Felony of the Week: City of Silver

This week’s Felony of the Week is City of Silver, by Annamaria Alfieri, a historical novel set in a place and time you haven’t visited before.

Historical mysteries are always popular, but, as with foreign mysteries and the shifting appeal of various locales, readers tend to gravitate toward one period and then, perhaps, another. Well, that’s not entirely true: Victorian London is an evergreen – some combo, perhaps, of the fog, the relative familiarity, and the lingering ghost of Mr. Holmes. In the mid-90s, Ellis Peters’ “Brother Cadfael” series was reissued, after some time out of print, kicking off a passion for medieval settings that lasted for a number of years.

“Ancient World” mysteries also had a good run, headlined by books by Lindsay Davis and Steven Saylor. And mysteries set in World War II tend to be popular, if only because Nazis make such satisfying villains.

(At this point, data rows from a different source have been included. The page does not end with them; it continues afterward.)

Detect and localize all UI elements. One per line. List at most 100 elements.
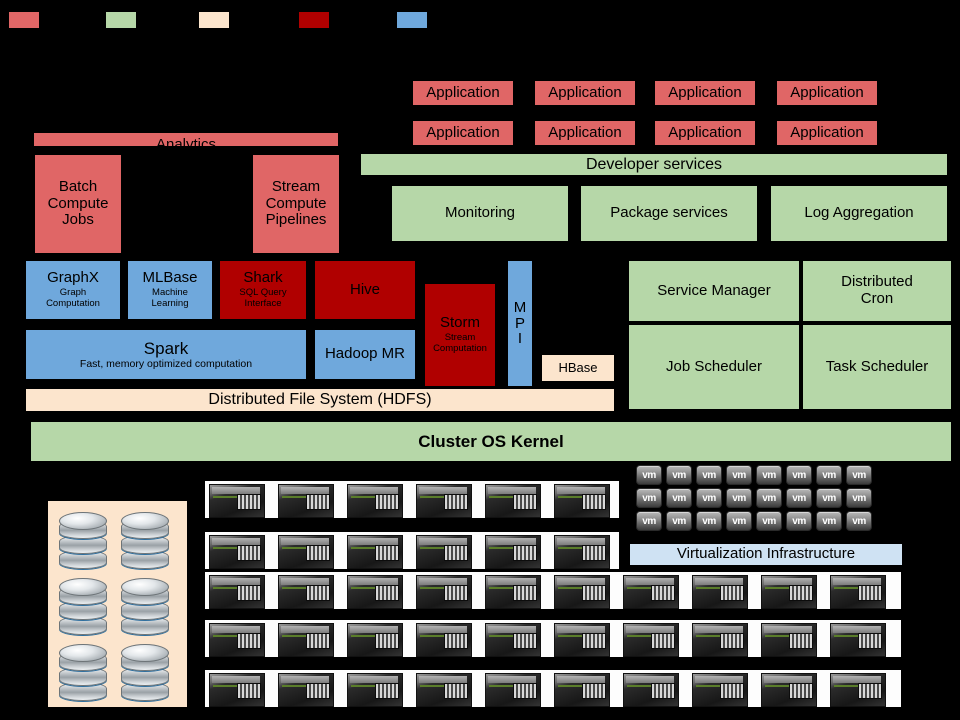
server-icon[interactable]	[416, 673, 472, 707]
vm-icon[interactable]: vm	[786, 511, 812, 531]
application-box[interactable]: Application	[533, 119, 637, 147]
vm-icon[interactable]: vm	[846, 488, 872, 508]
spark-box[interactable]: Spark Fast, memory optimized computation	[24, 328, 308, 381]
server-icon[interactable]	[554, 673, 610, 707]
server-icon[interactable]	[278, 535, 334, 569]
package-services-box[interactable]: Package services	[579, 184, 759, 243]
server-icon[interactable]	[416, 575, 472, 609]
server-icon[interactable]	[692, 575, 748, 609]
graphx-box[interactable]: GraphX Graph Computation	[24, 259, 122, 321]
server-icon[interactable]	[347, 535, 403, 569]
vm-icon[interactable]: vm	[786, 488, 812, 508]
server-icon[interactable]	[416, 484, 472, 518]
server-icon[interactable]	[692, 623, 748, 657]
vm-icon[interactable]: vm	[696, 488, 722, 508]
server-icon[interactable]	[554, 623, 610, 657]
application-box[interactable]: Application	[533, 79, 637, 107]
server-icon[interactable]	[347, 673, 403, 707]
server-icon[interactable]	[209, 484, 265, 518]
server-icon[interactable]	[623, 623, 679, 657]
database-icon[interactable]	[59, 578, 107, 635]
server-icon[interactable]	[485, 623, 541, 657]
application-box[interactable]: Application	[653, 79, 757, 107]
cluster-os-kernel-bar[interactable]: Cluster OS Kernel	[29, 420, 953, 463]
server-icon[interactable]	[554, 484, 610, 518]
vm-icon[interactable]: vm	[846, 465, 872, 485]
mpi-box[interactable]: MPI	[506, 259, 534, 388]
vm-icon[interactable]: vm	[786, 465, 812, 485]
database-icon[interactable]	[121, 512, 169, 569]
shark-box[interactable]: Shark SQL Query Interface	[218, 259, 308, 321]
storm-box[interactable]: Storm Stream Computation	[423, 282, 497, 388]
vm-icon[interactable]: vm	[726, 465, 752, 485]
database-icon[interactable]	[121, 578, 169, 635]
vm-icon[interactable]: vm	[636, 488, 662, 508]
server-icon[interactable]	[278, 484, 334, 518]
server-icon[interactable]	[278, 673, 334, 707]
vm-icon[interactable]: vm	[816, 465, 842, 485]
mlbase-box[interactable]: MLBase Machine Learning	[126, 259, 214, 321]
server-icon[interactable]	[485, 575, 541, 609]
server-icon[interactable]	[485, 673, 541, 707]
server-icon[interactable]	[623, 575, 679, 609]
monitoring-box[interactable]: Monitoring	[390, 184, 570, 243]
hive-box[interactable]: Hive	[313, 259, 417, 321]
application-box[interactable]: Application	[775, 79, 879, 107]
vm-icon[interactable]: vm	[756, 511, 782, 531]
server-icon[interactable]	[347, 484, 403, 518]
server-icon[interactable]	[347, 623, 403, 657]
vm-icon[interactable]: vm	[666, 511, 692, 531]
vm-icon[interactable]: vm	[666, 488, 692, 508]
vm-icon[interactable]: vm	[696, 511, 722, 531]
database-icon[interactable]	[59, 512, 107, 569]
server-icon[interactable]	[761, 673, 817, 707]
application-box[interactable]: Application	[411, 119, 515, 147]
server-icon[interactable]	[623, 673, 679, 707]
vm-icon[interactable]: vm	[816, 511, 842, 531]
server-icon[interactable]	[278, 623, 334, 657]
application-box[interactable]: Application	[775, 119, 879, 147]
vm-icon[interactable]: vm	[756, 488, 782, 508]
server-icon[interactable]	[209, 535, 265, 569]
server-icon[interactable]	[416, 623, 472, 657]
server-icon[interactable]	[830, 673, 886, 707]
vm-icon[interactable]: vm	[846, 511, 872, 531]
batch-compute-jobs[interactable]: Batch Compute Jobs	[33, 153, 123, 255]
server-icon[interactable]	[485, 535, 541, 569]
task-scheduler-box[interactable]: Task Scheduler	[801, 323, 953, 411]
distributed-cron-box[interactable]: Distributed Cron	[801, 259, 953, 323]
server-icon[interactable]	[692, 673, 748, 707]
vm-icon[interactable]: vm	[666, 465, 692, 485]
vm-icon[interactable]: vm	[636, 465, 662, 485]
application-box[interactable]: Application	[653, 119, 757, 147]
server-icon[interactable]	[485, 484, 541, 518]
server-icon[interactable]	[278, 575, 334, 609]
server-icon[interactable]	[761, 623, 817, 657]
server-icon[interactable]	[554, 535, 610, 569]
server-icon[interactable]	[416, 535, 472, 569]
server-icon[interactable]	[830, 575, 886, 609]
server-icon[interactable]	[554, 575, 610, 609]
application-box[interactable]: Application	[411, 79, 515, 107]
vm-icon[interactable]: vm	[726, 511, 752, 531]
server-icon[interactable]	[830, 623, 886, 657]
hbase-box[interactable]: HBase	[540, 353, 616, 383]
server-icon[interactable]	[761, 575, 817, 609]
stream-compute-pipelines[interactable]: Stream Compute Pipelines	[251, 153, 341, 255]
server-icon[interactable]	[347, 575, 403, 609]
server-icon[interactable]	[209, 575, 265, 609]
hdfs-bar[interactable]: Distributed File System (HDFS)	[24, 387, 616, 413]
virtualization-infrastructure-bar[interactable]: Virtualization Infrastructure	[628, 542, 904, 567]
log-aggregation-box[interactable]: Log Aggregation	[769, 184, 949, 243]
vm-icon[interactable]: vm	[636, 511, 662, 531]
vm-icon[interactable]: vm	[726, 488, 752, 508]
hadoop-mr-box[interactable]: Hadoop MR	[313, 328, 417, 381]
service-manager-box[interactable]: Service Manager	[627, 259, 801, 323]
database-icon[interactable]	[59, 644, 107, 701]
database-icon[interactable]	[121, 644, 169, 701]
vm-icon[interactable]: vm	[696, 465, 722, 485]
server-icon[interactable]	[209, 673, 265, 707]
job-scheduler-box[interactable]: Job Scheduler	[627, 323, 801, 411]
server-icon[interactable]	[209, 623, 265, 657]
vm-icon[interactable]: vm	[756, 465, 782, 485]
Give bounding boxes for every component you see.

Many of these books have been terrific. But because of their tendency to travel in packs, they have suffered sometimes – from a reader’s perspective – from a certain sameness. One peasoup-fog is remarkably like the next.

And then came City of Silver, with a hot South American sun burning through that fog. South America? As mystery readers, we barely knew the continent existed! To find it stuffed with intrigue and betrayals and schemes was just pure delight. But the purest pleasure, for me, was in discovering that the setting, in the 17th-century city of Potosi, was absolute fact: Potosi – deep in the mountains of what then was Peru and is now Bolivia – was at one time the wealthiest city in the world. (You may be less easily astonished than I, but that fact made me fall off my chair: A city I had never heard of was the largest in the Western Hemisphere? Was richer than Venice, than London, than Amsterdam?) Credit for both the size and the wealth goes to the region’s silver mines, which essentially formed the (far-flung) heart of Spain’s treasury. Of course, where there’s wealth, there is corruption, and where there’s corruption . . . my friend, that’s where there’s scope for great mystery fiction. At the center of the story is a rivalry between the Spanish government and the Church, in the person of one formidable, middle-aged nun. And at the center of the reading-pleasure is how utterly unfamiliar this story is. As a bookseller, I rarely got the chance to be surprised. City of Silver surprised me over and over again, and what a delight that was.